Monti, i progressisti e i moderati. Da Mosca, dove è in visita ufficiale, il premier preferisce non commentare le indiscrezioni che arrivano dall’Italia. «Mi hanno chiesto di assicurare la gestione del Paese fino alla primavera del 2013 – ha spiegato in un’intervista alla Rossiyskaya Gazeta – Io e i miei colleghi stiamo cercando con tutte le nostre forze di farlo nel miglior modo possibile». Ma a Roma si continua a parlare di un’alleanza politica costruita attorno al presidente del Consiglio e a una sua lista elettorale. Da una parte l’Udc, dall’altra il Pd. Non ci sarebbe l’Italia dei Valori di Antonio Di Pietro, che ormai sembra fuori da ogni accordo con il partito di Bersani a prescindere dalla presenza di Monti. E non ci sarebbero Pdl e Lega. Impossibile conciliare la presenza di Silvio Berlusconi – in pochi hanno dimenticato le sue uscite anti-euro – con una coalizione come quella descritta. A Popolo della Libertà e Lega Nord resterebbe la strada della vecchia alleanza, peraltro già rinata al Senato negli ultimi scorci di questa legislatura al Senato. Stavolta in chiave anti-Monti.
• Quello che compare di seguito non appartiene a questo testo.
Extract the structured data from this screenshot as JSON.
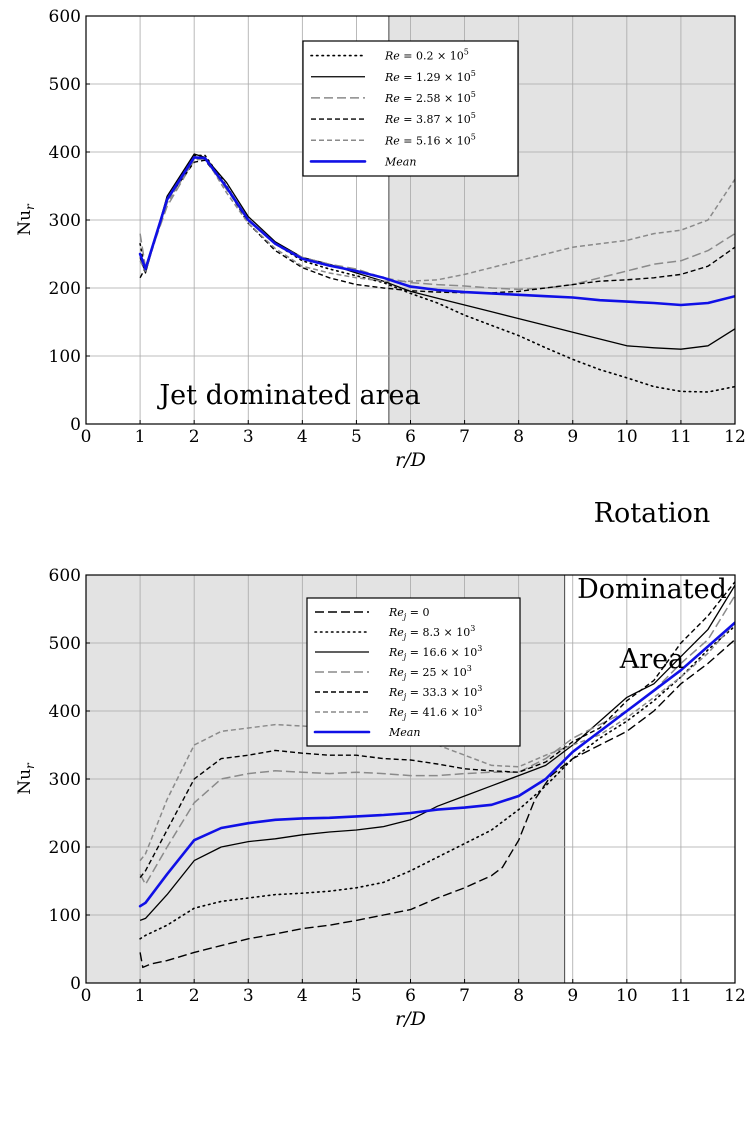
{
  "colors": {
    "shade": "#e3e3e3",
    "grid": "#a8a8a8",
    "mean": "#1010e6",
    "black": "#000000",
    "gray": "#8a8a8a"
  },
  "chart_data": [
    {
      "type": "line",
      "xlabel": "r/D",
      "ylabel": "Nu_r",
      "xlim": [
        0,
        12
      ],
      "ylim": [
        0,
        600
      ],
      "xticks": [
        "0",
        "1",
        "2",
        "3",
        "4",
        "5",
        "6",
        "7",
        "8",
        "9",
        "10",
        "11",
        "12"
      ],
      "yticks": [
        "0",
        "100",
        "200",
        "300",
        "400",
        "500",
        "600"
      ],
      "grid": true,
      "shaded_region": [
        5.6,
        12
      ],
      "annotation": "Jet dominated area",
      "legend_position": "top-center",
      "series": [
        {
          "name": "Re = 0.2 × 10^5",
          "label": "Re = 0.2 × 10",
          "sup": "5",
          "style": "dotted-black",
          "x": [
            1.0,
            1.1,
            1.5,
            2.0,
            2.2,
            2.6,
            3.0,
            3.5,
            4.0,
            4.5,
            5.0,
            5.5,
            6.0,
            6.5,
            7.0,
            7.5,
            8.0,
            8.5,
            9.0,
            9.5,
            10.0,
            10.5,
            11.0,
            11.5,
            12.0
          ],
          "y": [
            265,
            225,
            330,
            395,
            395,
            350,
            300,
            265,
            240,
            228,
            218,
            208,
            192,
            178,
            160,
            145,
            130,
            112,
            95,
            80,
            68,
            55,
            48,
            47,
            55
          ]
        },
        {
          "name": "Re = 1.29 × 10^5",
          "label": "Re = 1.29 × 10",
          "sup": "5",
          "style": "solid-black",
          "x": [
            1.0,
            1.1,
            1.5,
            2.0,
            2.2,
            2.6,
            3.0,
            3.5,
            4.0,
            4.5,
            5.0,
            5.5,
            6.0,
            6.5,
            7.0,
            7.5,
            8.0,
            8.5,
            9.0,
            9.5,
            10.0,
            10.5,
            11.0,
            11.5,
            12.0
          ],
          "y": [
            245,
            222,
            335,
            397,
            392,
            355,
            305,
            268,
            245,
            235,
            222,
            210,
            195,
            185,
            175,
            165,
            155,
            145,
            135,
            125,
            115,
            112,
            110,
            115,
            140
          ]
        },
        {
          "name": "Re = 2.58 × 10^5",
          "label": "Re = 2.58 × 10",
          "sup": "5",
          "style": "longdash-gray",
          "x": [
            1.0,
            1.1,
            1.5,
            2.0,
            2.2,
            2.6,
            3.0,
            3.5,
            4.0,
            4.5,
            5.0,
            5.5,
            6.0,
            6.5,
            7.0,
            7.5,
            8.0,
            8.5,
            9.0,
            9.5,
            10.0,
            10.5,
            11.0,
            11.5,
            12.0
          ],
          "y": [
            280,
            230,
            320,
            388,
            390,
            345,
            300,
            265,
            245,
            235,
            228,
            215,
            208,
            205,
            203,
            200,
            198,
            200,
            205,
            215,
            225,
            235,
            240,
            255,
            280
          ]
        },
        {
          "name": "Re = 3.87 × 10^5",
          "label": "Re = 3.87 × 10",
          "sup": "5",
          "style": "dashed-black",
          "x": [
            1.0,
            1.1,
            1.5,
            2.0,
            2.2,
            2.6,
            3.0,
            3.5,
            4.0,
            4.5,
            5.0,
            5.5,
            6.0,
            6.5,
            7.0,
            7.5,
            8.0,
            8.5,
            9.0,
            9.5,
            10.0,
            10.5,
            11.0,
            11.5,
            12.0
          ],
          "y": [
            215,
            230,
            330,
            385,
            388,
            348,
            295,
            255,
            230,
            215,
            205,
            200,
            196,
            194,
            193,
            193,
            195,
            200,
            205,
            210,
            212,
            215,
            220,
            232,
            260
          ]
        },
        {
          "name": "Re = 5.16 × 10^5",
          "label": "Re = 5.16 × 10",
          "sup": "5",
          "style": "dashed-gray",
          "x": [
            1.0,
            1.1,
            1.5,
            2.0,
            2.2,
            2.6,
            3.0,
            3.5,
            4.0,
            4.5,
            5.0,
            5.5,
            6.0,
            6.5,
            7.0,
            7.5,
            8.0,
            8.5,
            9.0,
            9.5,
            10.0,
            10.5,
            11.0,
            11.5,
            12.0
          ],
          "y": [
            240,
            225,
            325,
            388,
            392,
            340,
            295,
            258,
            232,
            222,
            215,
            210,
            210,
            212,
            220,
            230,
            240,
            250,
            260,
            265,
            270,
            280,
            285,
            300,
            360
          ]
        },
        {
          "name": "Mean",
          "label": "Mean",
          "sup": "",
          "style": "solid-blue",
          "x": [
            1.0,
            1.1,
            1.5,
            2.0,
            2.2,
            2.6,
            3.0,
            3.5,
            4.0,
            4.5,
            5.0,
            5.5,
            6.0,
            6.5,
            7.0,
            7.5,
            8.0,
            8.5,
            9.0,
            9.5,
            10.0,
            10.5,
            11.0,
            11.5,
            12.0
          ],
          "y": [
            250,
            228,
            330,
            392,
            391,
            348,
            300,
            265,
            243,
            233,
            225,
            215,
            202,
            197,
            194,
            192,
            190,
            188,
            186,
            182,
            180,
            178,
            175,
            178,
            188
          ]
        }
      ]
    },
    {
      "type": "line",
      "xlabel": "r/D",
      "ylabel": "Nu_r",
      "xlim": [
        0,
        12
      ],
      "ylim": [
        0,
        600
      ],
      "xticks": [
        "0",
        "1",
        "2",
        "3",
        "4",
        "5",
        "6",
        "7",
        "8",
        "9",
        "10",
        "11",
        "12"
      ],
      "yticks": [
        "0",
        "100",
        "200",
        "300",
        "400",
        "500",
        "600"
      ],
      "grid": true,
      "shaded_region": [
        0,
        8.85
      ],
      "annotation_lines": [
        "Rotation",
        "Dominated",
        "Area"
      ],
      "legend_position": "top-center",
      "series": [
        {
          "name": "Re_j = 0",
          "label": "Re_j = 0",
          "sup": "",
          "style": "longdash-black",
          "x": [
            1.0,
            1.05,
            1.2,
            1.5,
            2.0,
            2.5,
            3.0,
            3.5,
            4.0,
            4.5,
            5.0,
            5.5,
            6.0,
            6.5,
            7.0,
            7.5,
            7.7,
            8.0,
            8.3,
            8.6,
            9.0,
            9.5,
            10.0,
            10.5,
            11.0,
            11.5,
            12.0
          ],
          "y": [
            45,
            23,
            28,
            33,
            45,
            55,
            65,
            72,
            80,
            85,
            92,
            100,
            108,
            125,
            140,
            158,
            170,
            210,
            270,
            305,
            330,
            350,
            370,
            400,
            440,
            470,
            505
          ]
        },
        {
          "name": "Re_j = 8.3 × 10^3",
          "label": "Re_j = 8.3 × 10",
          "sup": "3",
          "style": "dotted-black",
          "x": [
            1.0,
            1.1,
            1.5,
            2.0,
            2.5,
            3.0,
            3.5,
            4.0,
            4.5,
            5.0,
            5.5,
            6.0,
            6.5,
            7.0,
            7.5,
            8.0,
            8.5,
            9.0,
            9.5,
            10.0,
            10.5,
            11.0,
            11.5,
            12.0
          ],
          "y": [
            65,
            70,
            85,
            110,
            120,
            125,
            130,
            132,
            135,
            140,
            148,
            165,
            185,
            205,
            225,
            255,
            290,
            330,
            360,
            385,
            415,
            450,
            490,
            525
          ]
        },
        {
          "name": "Re_j = 16.6 × 10^3",
          "label": "Re_j = 16.6 × 10",
          "sup": "3",
          "style": "solid-black",
          "x": [
            1.0,
            1.1,
            1.5,
            2.0,
            2.5,
            3.0,
            3.5,
            4.0,
            4.5,
            5.0,
            5.5,
            6.0,
            6.5,
            7.0,
            7.5,
            8.0,
            8.5,
            9.0,
            9.5,
            10.0,
            10.5,
            11.0,
            11.5,
            12.0
          ],
          "y": [
            92,
            95,
            130,
            180,
            200,
            208,
            212,
            218,
            222,
            225,
            230,
            240,
            260,
            275,
            290,
            305,
            320,
            350,
            385,
            420,
            440,
            480,
            520,
            585
          ]
        },
        {
          "name": "Re_j = 25 × 10^3",
          "label": "Re_j = 25 × 10",
          "sup": "3",
          "style": "longdash-gray",
          "x": [
            1.0,
            1.1,
            1.5,
            2.0,
            2.5,
            3.0,
            3.5,
            4.0,
            4.5,
            5.0,
            5.5,
            6.0,
            6.5,
            7.0,
            7.5,
            8.0,
            8.5,
            9.0,
            9.5,
            10.0,
            10.5,
            11.0,
            11.5,
            12.0
          ],
          "y": [
            160,
            145,
            200,
            265,
            300,
            308,
            312,
            310,
            308,
            310,
            308,
            305,
            305,
            308,
            310,
            310,
            330,
            360,
            380,
            400,
            430,
            470,
            505,
            570
          ]
        },
        {
          "name": "Re_j = 33.3 × 10^3",
          "label": "Re_j = 33.3 × 10",
          "sup": "3",
          "style": "dashed-black",
          "x": [
            1.0,
            1.1,
            1.5,
            2.0,
            2.5,
            3.0,
            3.5,
            4.0,
            4.5,
            5.0,
            5.5,
            6.0,
            6.5,
            7.0,
            7.5,
            8.0,
            8.5,
            9.0,
            9.5,
            10.0,
            10.5,
            11.0,
            11.5,
            12.0
          ],
          "y": [
            155,
            165,
            225,
            300,
            330,
            335,
            342,
            338,
            335,
            335,
            330,
            328,
            322,
            315,
            312,
            310,
            325,
            355,
            375,
            415,
            445,
            500,
            540,
            590
          ]
        },
        {
          "name": "Re_j = 41.6 × 10^3",
          "label": "Re_j = 41.6 × 10",
          "sup": "3",
          "style": "dashed-gray",
          "x": [
            1.0,
            1.1,
            1.5,
            2.0,
            2.5,
            3.0,
            3.5,
            4.0,
            4.5,
            5.0,
            5.5,
            6.0,
            6.5,
            7.0,
            7.5,
            8.0,
            8.5,
            9.0,
            9.5,
            10.0,
            10.5,
            11.0,
            11.5,
            12.0
          ],
          "y": [
            180,
            190,
            270,
            350,
            370,
            375,
            380,
            378,
            375,
            372,
            368,
            360,
            350,
            335,
            320,
            318,
            335,
            350,
            365,
            390,
            420,
            450,
            485,
            530
          ]
        },
        {
          "name": "Mean",
          "label": "Mean",
          "sup": "",
          "style": "solid-blue",
          "x": [
            1.0,
            1.1,
            1.5,
            2.0,
            2.5,
            3.0,
            3.5,
            4.0,
            4.5,
            5.0,
            5.5,
            6.0,
            6.5,
            7.0,
            7.5,
            8.0,
            8.5,
            9.0,
            9.5,
            10.0,
            10.5,
            11.0,
            11.5,
            12.0
          ],
          "y": [
            113,
            118,
            160,
            210,
            228,
            235,
            240,
            242,
            243,
            245,
            247,
            250,
            255,
            258,
            262,
            275,
            300,
            340,
            370,
            400,
            430,
            460,
            495,
            530
          ]
        }
      ]
    }
  ]
}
Un passaggio importante rimane quello della legge elettorale. Anche se forse meno decisivo di quel che sembra. Tutti i protagonisti della scena politica si sono impegnati – almeno a parole – a riformare il Porcellum. Secondo alcune ricostruzioni giornalistiche Napolitano avrebbe persino posto la riforma del sistema di voto come condizione necessaria per interrompere la legislatura (le Camere devono essere sciolte non oltre il 15 settembre, per poter indire le elezioni alla fine di ottobre). Che il Porcellum non piaccia al presidente della Repubblica è un dato certo, e che alcune migliorie gli sarebbero gradite è dato per certo. Dal punto di vista del Colle, in ogni caso, la nascita di un governo stabile e in linea di continuità con l’esecutivo Monti ha la priorità su tutto. L’approvazione di una legge elettorale deve rappresentare «un segnale forte a chi dubita della stabilità futura dell’Italia» spiegava domenica Casini a La Stampa. Una candidatura dell’attuale presidente del Consiglio potrebbe avere lo stesso effetto. Senza considerare che, a conti fatti, il Porcellum resta l’unica legge elettorale in grado di garantire alla nuova formazione una forte stabilità (la prima coalizione “conquista” un premio di maggioranza pari al 55 per cento dei seggi a Montecitorio). Numeri necessari per rimanere al governo non solo durante al fase emergenziale, ma per tutti i cinque anni della prossima legislatura.